According to a survey conducted by the U.S. Sentencing Commission, federal judges believe that many child pornography sentences are too long – 71 percent of respondents believed that the mandatory minimum for receipt of child pornography was too high.25 . . .  70 percent of the judges surveyed respond[ed] that the guideline ranges for possession were too high. Additionally, 69 percent believed that sentences for receipt of child pornography were excessive.  Unsurprisingly, federal judges are responding to this excess by handing down sentences below the guideline range when they are able and when they believe it is appropriate. In 2010, less than 55 percent of child pornography sentences fell within the guideline range or below it pursuant to a government-sponsored departure, while nearly 43 percent of offenders received nongovernment-sponsored below-range sentences.  In 2008, Robert W. Pratt, a U.S. district judge in Des Moines, Iowa, wrote that the sentencing guidelines for child pornography crimes “do not appear to be based on any sort of [science] and the Court has been unable to locate any particular rationale for them beyond the general revulsion that is associated with child exploitation-related offenses.”   Since then, other judges have spoken out, including Judge Jack Weinstein, of the Federal District Court for the Southern District of New York.
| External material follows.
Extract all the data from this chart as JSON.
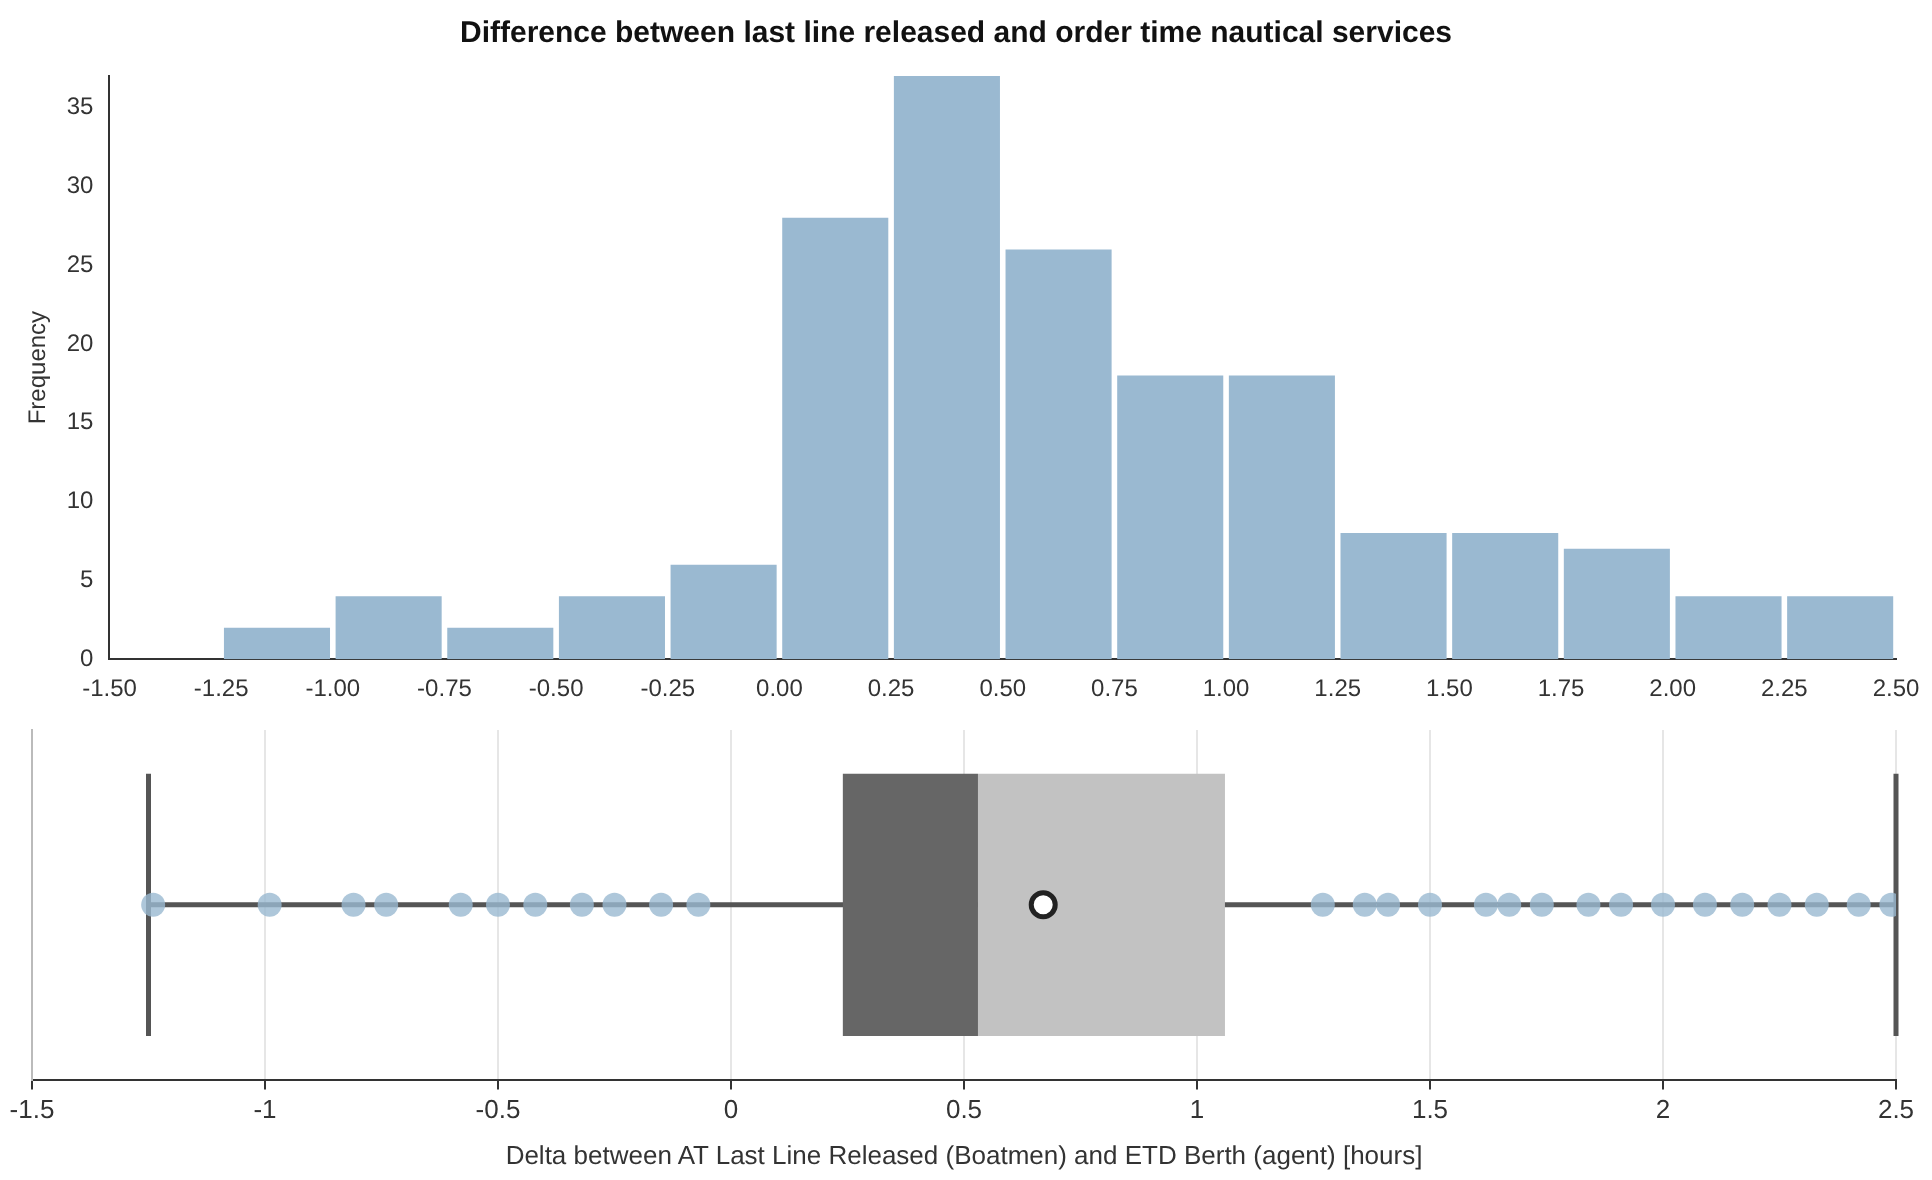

In an interview with The New York Times, Judge Weinstein said of child pornography sentences, “We’re destroying lives unnecessarily.”  

In any case, a Detention Center prisoner is in our care.  A jail-sponsored beating (or one in which jailers acquiesce, or one our jailers' carelessness facilitates) is both wrong and potentially costly.  To us.  Arguments about how much we spend on transportation or how much we pay our deputy sheriffs should not be complicated by allotting money to pay huge jury verdicts to prisoners.